Dennoch unternehmen die einzelnen Haushalte in Semarang Versuche sich an die Überflutungssituationen in ihren Vierteln anzupassen und entwickeln Strategien, um mit dem Risiko umzugehen. Als Anpassung versteht man die „Änderung von ökologischen, sozialen oder ökonomischen Systemen als Folge von wahrgenommenen sozio-ökologischen Veränderungen und deren Einfluss, um negative Auswirkungen zu reduzieren oder davon zu profitieren“ (Adger et al. 2005).

4. Anpassungsstrategien

Um die Frage zu beantworten, wie die Bevölkerung mit den häufigen Überflutungen und der Subsidenz lebet, beziehe ich mich im Folgenden auf die Forschung einer wissenschaftlichen Mitarbeiterin des Geographischen Instituts in Köln - Frau Bott, die sich mit diesem Thema intensiv auseinandergesetzt hat.
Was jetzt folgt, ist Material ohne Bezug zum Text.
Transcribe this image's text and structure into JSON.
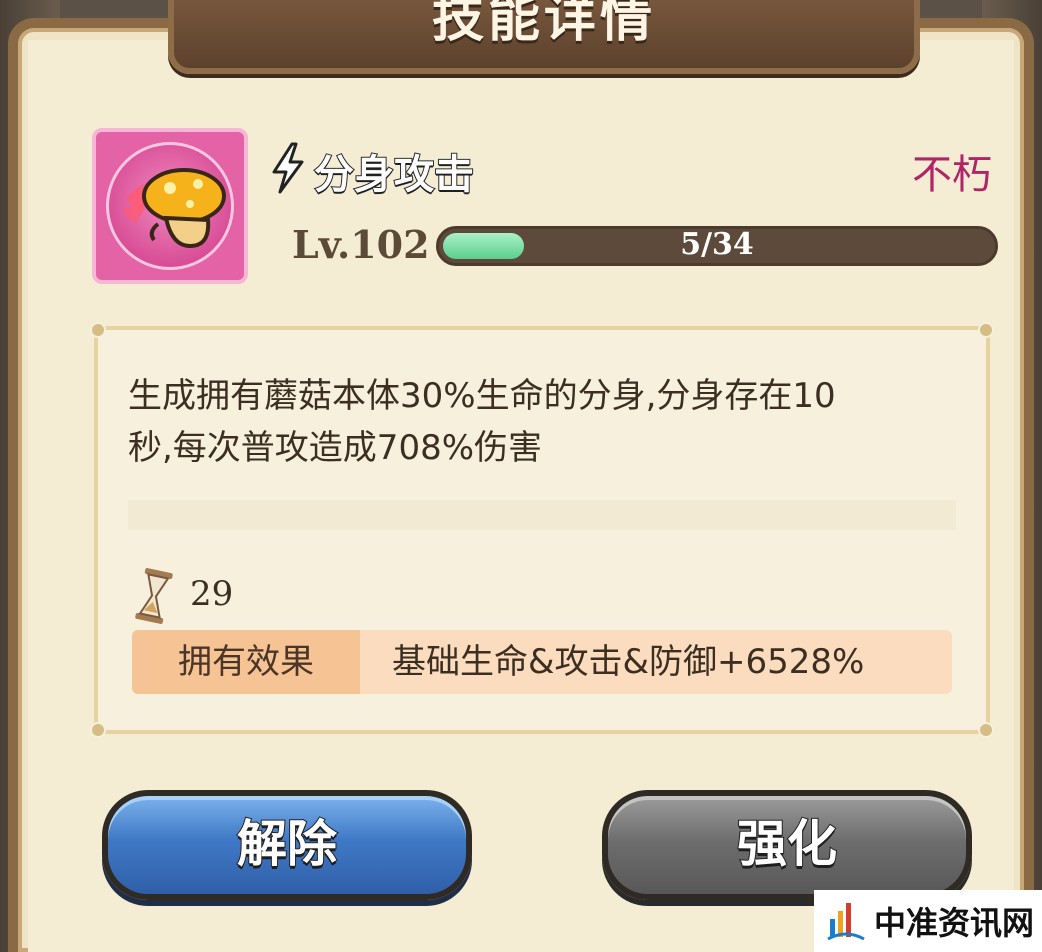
{
  "header": {
    "title": "技能详情"
  },
  "skill": {
    "icon": "mushroom-clone-icon",
    "type_icon": "lightning-bolt-icon",
    "name": "分身攻击",
    "rarity": "不朽",
    "rarity_color": "#b02468",
    "level": "Lv.102",
    "progress": {
      "text": "5/34",
      "current": 5,
      "max": 34
    }
  },
  "description": {
    "lines": [
      "生成拥有蘑菇本体30%生命的分身,分身存在10",
      "秒,每次普攻造成708%伤害"
    ],
    "duration_icon": "hourglass-icon",
    "duration": "29"
  },
  "effect": {
    "label": "拥有效果",
    "value": "基础生命&攻击&防御+6528%"
  },
  "buttons": {
    "release": "解除",
    "enhance": "强化"
  },
  "watermark": {
    "text": "中准资讯网"
  }
}
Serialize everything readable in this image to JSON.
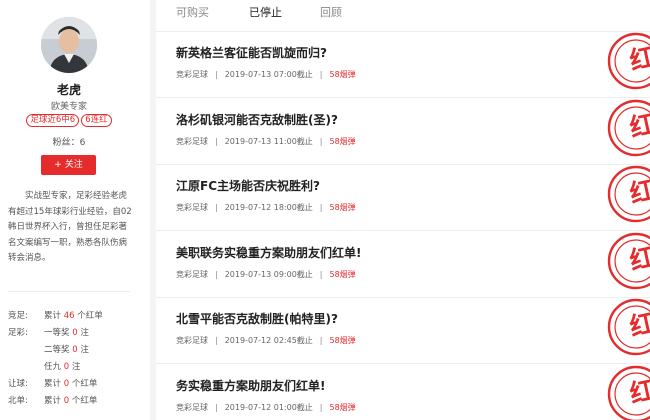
{
  "profile": {
    "name": "老虎",
    "title": "欧美专家",
    "badges": [
      "足球近6中6",
      "6连红"
    ],
    "fans_label": "粉丝：",
    "fans_count": "6",
    "follow_label": "+ 关注",
    "bio": "实战型专家，足彩经验老虎有超过15年球彩行业经验，自02韩日世界杯入行，曾担任足彩著名文案编写一职，熟悉各队伤病转会消息。"
  },
  "stats": [
    {
      "label": "竞足:",
      "prefix": "累计",
      "num": "46",
      "suffix": "个红单"
    },
    {
      "label": "足彩:",
      "prefix": "一等奖",
      "num": "0",
      "suffix": "注"
    },
    {
      "label": "",
      "prefix": "二等奖",
      "num": "0",
      "suffix": "注"
    },
    {
      "label": "",
      "prefix": "任九",
      "num": "0",
      "suffix": "注"
    },
    {
      "label": "让球:",
      "prefix": "累计",
      "num": "0",
      "suffix": "个红单"
    },
    {
      "label": "北单:",
      "prefix": "累计",
      "num": "0",
      "suffix": "个红单"
    }
  ],
  "tabs": [
    "可购买",
    "已停止",
    "回顾"
  ],
  "active_tab": "已停止",
  "items": [
    {
      "title": "新英格兰客征能否凯旋而归?",
      "category": "竞彩足球",
      "time": "2019-07-13 07:00截止",
      "price": "58烟弹"
    },
    {
      "title": "洛杉矶银河能否克敌制胜(圣)?",
      "category": "竞彩足球",
      "time": "2019-07-13 11:00截止",
      "price": "58烟弹"
    },
    {
      "title": "江原FC主场能否庆祝胜利?",
      "category": "竞彩足球",
      "time": "2019-07-12 18:00截止",
      "price": "58烟弹"
    },
    {
      "title": "美职联务实稳重方案助朋友们红单!",
      "category": "竞彩足球",
      "time": "2019-07-13 09:00截止",
      "price": "58烟弹"
    },
    {
      "title": "北雪平能否克敌制胜(帕特里)?",
      "category": "竞彩足球",
      "time": "2019-07-12 02:45截止",
      "price": "58烟弹"
    },
    {
      "title": "务实稳重方案助朋友们红单!",
      "category": "竞彩足球",
      "time": "2019-07-12 01:00截止",
      "price": "58烟弹"
    }
  ],
  "stamp_text": "红",
  "colors": {
    "accent": "#e52b2b",
    "text": "#222222",
    "muted": "#666666"
  }
}
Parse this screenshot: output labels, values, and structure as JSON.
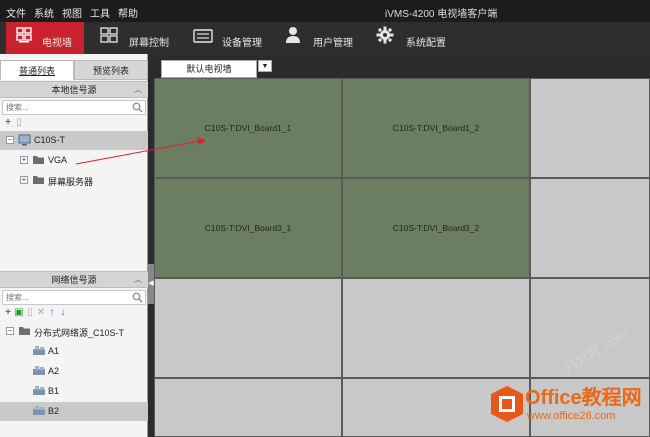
{
  "menubar": {
    "items": [
      "文件",
      "系统",
      "视图",
      "工具",
      "帮助"
    ],
    "title": "iVMS-4200 电视墙客户端"
  },
  "nav": {
    "items": [
      {
        "label": "电视墙",
        "icon": "tv-wall-icon",
        "active": true
      },
      {
        "label": "屏幕控制",
        "icon": "grid-icon",
        "active": false
      },
      {
        "label": "设备管理",
        "icon": "device-icon",
        "active": false
      },
      {
        "label": "用户管理",
        "icon": "user-icon",
        "active": false
      },
      {
        "label": "系统配置",
        "icon": "gear-icon",
        "active": false
      }
    ],
    "active_color": "#c8232c"
  },
  "left": {
    "tabs": [
      "普通列表",
      "预览列表"
    ],
    "local_section": {
      "title": "本地信号源",
      "search_placeholder": "搜索...",
      "tree": [
        {
          "label": "C10S-T",
          "level": 0,
          "expander": "-",
          "icon": "monitor-icon"
        },
        {
          "label": "VGA",
          "level": 1,
          "expander": "+",
          "icon": "folder-icon"
        },
        {
          "label": "屏幕服务器",
          "level": 1,
          "expander": "+",
          "icon": "folder-icon"
        }
      ]
    },
    "network_section": {
      "title": "网络信号源",
      "search_placeholder": "搜索...",
      "tree": [
        {
          "label": "分布式网络源_C10S-T",
          "level": 0,
          "expander": "-",
          "icon": "folder-icon"
        },
        {
          "label": "A1",
          "level": 1,
          "icon": "camera-group-icon"
        },
        {
          "label": "A2",
          "level": 1,
          "icon": "camera-group-icon"
        },
        {
          "label": "B1",
          "level": 1,
          "icon": "camera-group-icon"
        },
        {
          "label": "B2",
          "level": 1,
          "icon": "camera-group-icon",
          "selected": true
        }
      ]
    }
  },
  "wall": {
    "selected": "默认电视墙",
    "cells": [
      {
        "label": "C10S-T:DVI_Board1_1",
        "active": true
      },
      {
        "label": "C10S-T:DVI_Board1_2",
        "active": true
      },
      {
        "label": "",
        "active": false
      },
      {
        "label": "C10S-T:DVI_Board3_1",
        "active": true
      },
      {
        "label": "C10S-T:DVI_Board3_2",
        "active": true
      },
      {
        "label": "",
        "active": false
      },
      {
        "label": "",
        "active": false
      },
      {
        "label": "",
        "active": false
      },
      {
        "label": "",
        "active": false
      },
      {
        "label": "",
        "active": false
      },
      {
        "label": "",
        "active": false
      },
      {
        "label": "",
        "active": false
      }
    ],
    "active_color": "#6c7e62"
  },
  "watermark": {
    "brand": "Office教程网",
    "url": "www.office26.com",
    "faint": "八分网 .com"
  }
}
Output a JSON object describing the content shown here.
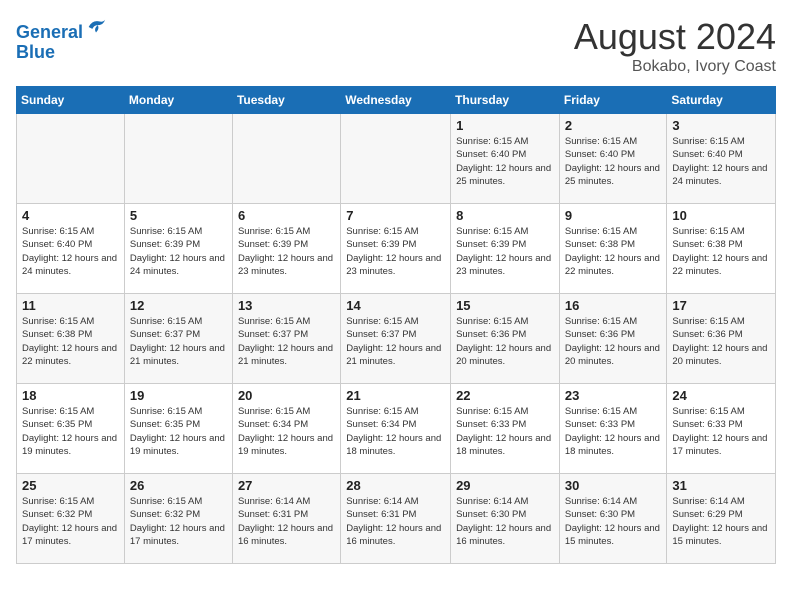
{
  "header": {
    "logo_line1": "General",
    "logo_line2": "Blue",
    "month_year": "August 2024",
    "location": "Bokabo, Ivory Coast"
  },
  "weekdays": [
    "Sunday",
    "Monday",
    "Tuesday",
    "Wednesday",
    "Thursday",
    "Friday",
    "Saturday"
  ],
  "weeks": [
    [
      {
        "day": "",
        "info": ""
      },
      {
        "day": "",
        "info": ""
      },
      {
        "day": "",
        "info": ""
      },
      {
        "day": "",
        "info": ""
      },
      {
        "day": "1",
        "info": "Sunrise: 6:15 AM\nSunset: 6:40 PM\nDaylight: 12 hours\nand 25 minutes."
      },
      {
        "day": "2",
        "info": "Sunrise: 6:15 AM\nSunset: 6:40 PM\nDaylight: 12 hours\nand 25 minutes."
      },
      {
        "day": "3",
        "info": "Sunrise: 6:15 AM\nSunset: 6:40 PM\nDaylight: 12 hours\nand 24 minutes."
      }
    ],
    [
      {
        "day": "4",
        "info": "Sunrise: 6:15 AM\nSunset: 6:40 PM\nDaylight: 12 hours\nand 24 minutes."
      },
      {
        "day": "5",
        "info": "Sunrise: 6:15 AM\nSunset: 6:39 PM\nDaylight: 12 hours\nand 24 minutes."
      },
      {
        "day": "6",
        "info": "Sunrise: 6:15 AM\nSunset: 6:39 PM\nDaylight: 12 hours\nand 23 minutes."
      },
      {
        "day": "7",
        "info": "Sunrise: 6:15 AM\nSunset: 6:39 PM\nDaylight: 12 hours\nand 23 minutes."
      },
      {
        "day": "8",
        "info": "Sunrise: 6:15 AM\nSunset: 6:39 PM\nDaylight: 12 hours\nand 23 minutes."
      },
      {
        "day": "9",
        "info": "Sunrise: 6:15 AM\nSunset: 6:38 PM\nDaylight: 12 hours\nand 22 minutes."
      },
      {
        "day": "10",
        "info": "Sunrise: 6:15 AM\nSunset: 6:38 PM\nDaylight: 12 hours\nand 22 minutes."
      }
    ],
    [
      {
        "day": "11",
        "info": "Sunrise: 6:15 AM\nSunset: 6:38 PM\nDaylight: 12 hours\nand 22 minutes."
      },
      {
        "day": "12",
        "info": "Sunrise: 6:15 AM\nSunset: 6:37 PM\nDaylight: 12 hours\nand 21 minutes."
      },
      {
        "day": "13",
        "info": "Sunrise: 6:15 AM\nSunset: 6:37 PM\nDaylight: 12 hours\nand 21 minutes."
      },
      {
        "day": "14",
        "info": "Sunrise: 6:15 AM\nSunset: 6:37 PM\nDaylight: 12 hours\nand 21 minutes."
      },
      {
        "day": "15",
        "info": "Sunrise: 6:15 AM\nSunset: 6:36 PM\nDaylight: 12 hours\nand 20 minutes."
      },
      {
        "day": "16",
        "info": "Sunrise: 6:15 AM\nSunset: 6:36 PM\nDaylight: 12 hours\nand 20 minutes."
      },
      {
        "day": "17",
        "info": "Sunrise: 6:15 AM\nSunset: 6:36 PM\nDaylight: 12 hours\nand 20 minutes."
      }
    ],
    [
      {
        "day": "18",
        "info": "Sunrise: 6:15 AM\nSunset: 6:35 PM\nDaylight: 12 hours\nand 19 minutes."
      },
      {
        "day": "19",
        "info": "Sunrise: 6:15 AM\nSunset: 6:35 PM\nDaylight: 12 hours\nand 19 minutes."
      },
      {
        "day": "20",
        "info": "Sunrise: 6:15 AM\nSunset: 6:34 PM\nDaylight: 12 hours\nand 19 minutes."
      },
      {
        "day": "21",
        "info": "Sunrise: 6:15 AM\nSunset: 6:34 PM\nDaylight: 12 hours\nand 18 minutes."
      },
      {
        "day": "22",
        "info": "Sunrise: 6:15 AM\nSunset: 6:33 PM\nDaylight: 12 hours\nand 18 minutes."
      },
      {
        "day": "23",
        "info": "Sunrise: 6:15 AM\nSunset: 6:33 PM\nDaylight: 12 hours\nand 18 minutes."
      },
      {
        "day": "24",
        "info": "Sunrise: 6:15 AM\nSunset: 6:33 PM\nDaylight: 12 hours\nand 17 minutes."
      }
    ],
    [
      {
        "day": "25",
        "info": "Sunrise: 6:15 AM\nSunset: 6:32 PM\nDaylight: 12 hours\nand 17 minutes."
      },
      {
        "day": "26",
        "info": "Sunrise: 6:15 AM\nSunset: 6:32 PM\nDaylight: 12 hours\nand 17 minutes."
      },
      {
        "day": "27",
        "info": "Sunrise: 6:14 AM\nSunset: 6:31 PM\nDaylight: 12 hours\nand 16 minutes."
      },
      {
        "day": "28",
        "info": "Sunrise: 6:14 AM\nSunset: 6:31 PM\nDaylight: 12 hours\nand 16 minutes."
      },
      {
        "day": "29",
        "info": "Sunrise: 6:14 AM\nSunset: 6:30 PM\nDaylight: 12 hours\nand 16 minutes."
      },
      {
        "day": "30",
        "info": "Sunrise: 6:14 AM\nSunset: 6:30 PM\nDaylight: 12 hours\nand 15 minutes."
      },
      {
        "day": "31",
        "info": "Sunrise: 6:14 AM\nSunset: 6:29 PM\nDaylight: 12 hours\nand 15 minutes."
      }
    ]
  ]
}
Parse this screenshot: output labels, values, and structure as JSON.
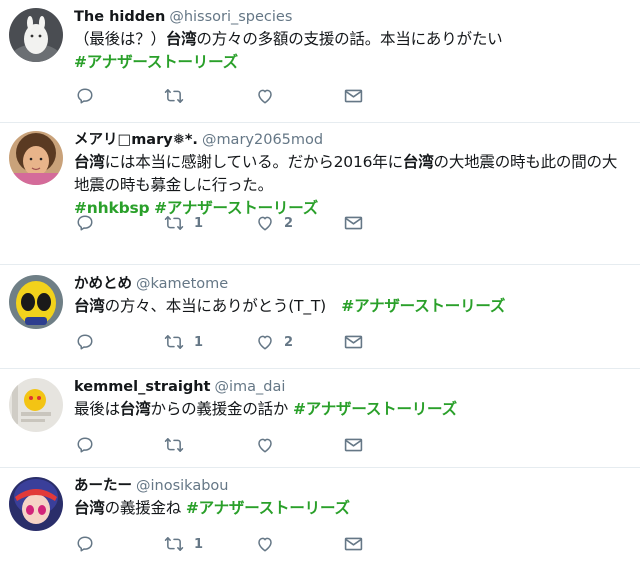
{
  "tweets": [
    {
      "name": "The hidden",
      "handle": "@hissori_species",
      "lines": [
        [
          {
            "t": "（最後は？）"
          },
          {
            "t": "台湾",
            "b": true
          },
          {
            "t": "の方々の多額の支援の話。本当にありがたい"
          }
        ],
        [
          {
            "t": "#アナザーストーリーズ",
            "tag": true
          }
        ]
      ],
      "reply_count": "",
      "retweet_count": "",
      "like_count": ""
    },
    {
      "name": "メアリ□mary❅*.",
      "handle": "@mary2065mod",
      "lines": [
        [
          {
            "t": "台湾",
            "b": true
          },
          {
            "t": "には本当に感謝している。だから2016年に"
          },
          {
            "t": "台湾",
            "b": true
          },
          {
            "t": "の大地震の時も此の間の大"
          }
        ],
        [
          {
            "t": "地震の時も募金しに行った。"
          }
        ],
        [
          {
            "t": "#nhkbsp",
            "tag": true
          },
          {
            "t": " "
          },
          {
            "t": "#アナザーストーリーズ",
            "tag": true
          }
        ]
      ],
      "reply_count": "",
      "retweet_count": "1",
      "like_count": "2"
    },
    {
      "name": "かめとめ",
      "handle": "@kametome",
      "lines": [
        [
          {
            "t": "台湾",
            "b": true
          },
          {
            "t": "の方々、本当にありがとう(T_T)　"
          },
          {
            "t": "#アナザーストーリーズ",
            "tag": true
          }
        ]
      ],
      "reply_count": "",
      "retweet_count": "1",
      "like_count": "2"
    },
    {
      "name": "kemmel_straight",
      "handle": "@ima_dai",
      "lines": [
        [
          {
            "t": "最後は"
          },
          {
            "t": "台湾",
            "b": true
          },
          {
            "t": "からの義援金の話か "
          },
          {
            "t": "#アナザーストーリーズ",
            "tag": true
          }
        ]
      ],
      "reply_count": "",
      "retweet_count": "",
      "like_count": ""
    },
    {
      "name": "あーたー",
      "handle": "@inosikabou",
      "lines": [
        [
          {
            "t": "台湾",
            "b": true
          },
          {
            "t": "の義援金ね "
          },
          {
            "t": "#アナザーストーリーズ",
            "tag": true
          }
        ]
      ],
      "reply_count": "",
      "retweet_count": "1",
      "like_count": ""
    }
  ],
  "icons": {
    "reply": "reply-icon",
    "retweet": "retweet-icon",
    "like": "heart-icon",
    "dm": "envelope-icon"
  },
  "colors": {
    "hashtag": "#2aa02a",
    "name": "#14171a",
    "handle": "#657786",
    "action": "#657786",
    "divider": "#e6ecf0"
  }
}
In der Literatur findet man drei klassische Anpassungsstrategien, die Menschen in Bezug auf Küstennaturgefahren anwenden. Die erste ist der Rückzug. Die zweite ist der Schutz (z.B. Flutschutzsysteme, Deiche, usw.), wozu auch soggenannte Weicheschutzmethoden gezählt werden, wie z.B. die Mangrovenpflanzung. Die dritte Strategie nennt sich „accommodating“. Auf Deutsch würde man es als „Leben mit den Fluten oder Leben mit dem Risiko“ übersetzen. In letzterem Fall bleibt die Bevölkerung in der Risikoregion und erhält keinen permanenten Schutz, sondern versucht im Alltag einen Weg zu finden, mit dem Risiko umzugehen. Dabei können den Menschen bestimmte bauliche Dinge hilfreich sein, beispielsweise eine Erhöhung des Gebäudes, häufig sind es aber einfache Sozialpraktiken, durch die Menschen lernen mit dem Risiko umzugehen.

4.1. Rückzug

Die Methoden, die in der Untersuchung genutzt wurden, bestanden aus einem Methodenmix. .Die erste Methode, mit der 2016 begonnen wurde, kommt aus der qualitativen Forschung. Es wurden Interviews geführt, Protokolle und Transkripte anfertigt und diese im Anschluss ausgewertet. In dem Fall handelte es sich um Fokusgruppendiskussionen mit Gruppen von 6-10 Personen. Dieses Vorgehen machte es möglich neben einfachen Informationen, an die man beispielsweise durch ein Experteninterview gelangt, auch zusätzliche Informationen darüber zu erhalten, wie die Menschen miteinander interagieren, wie die Stimmung ist, wer den höheren Redeanteil hat und wer sich wie stark einbringt. Es werden also auch Machtstrukturdynamiken und soziale Dynamiken sichtbar.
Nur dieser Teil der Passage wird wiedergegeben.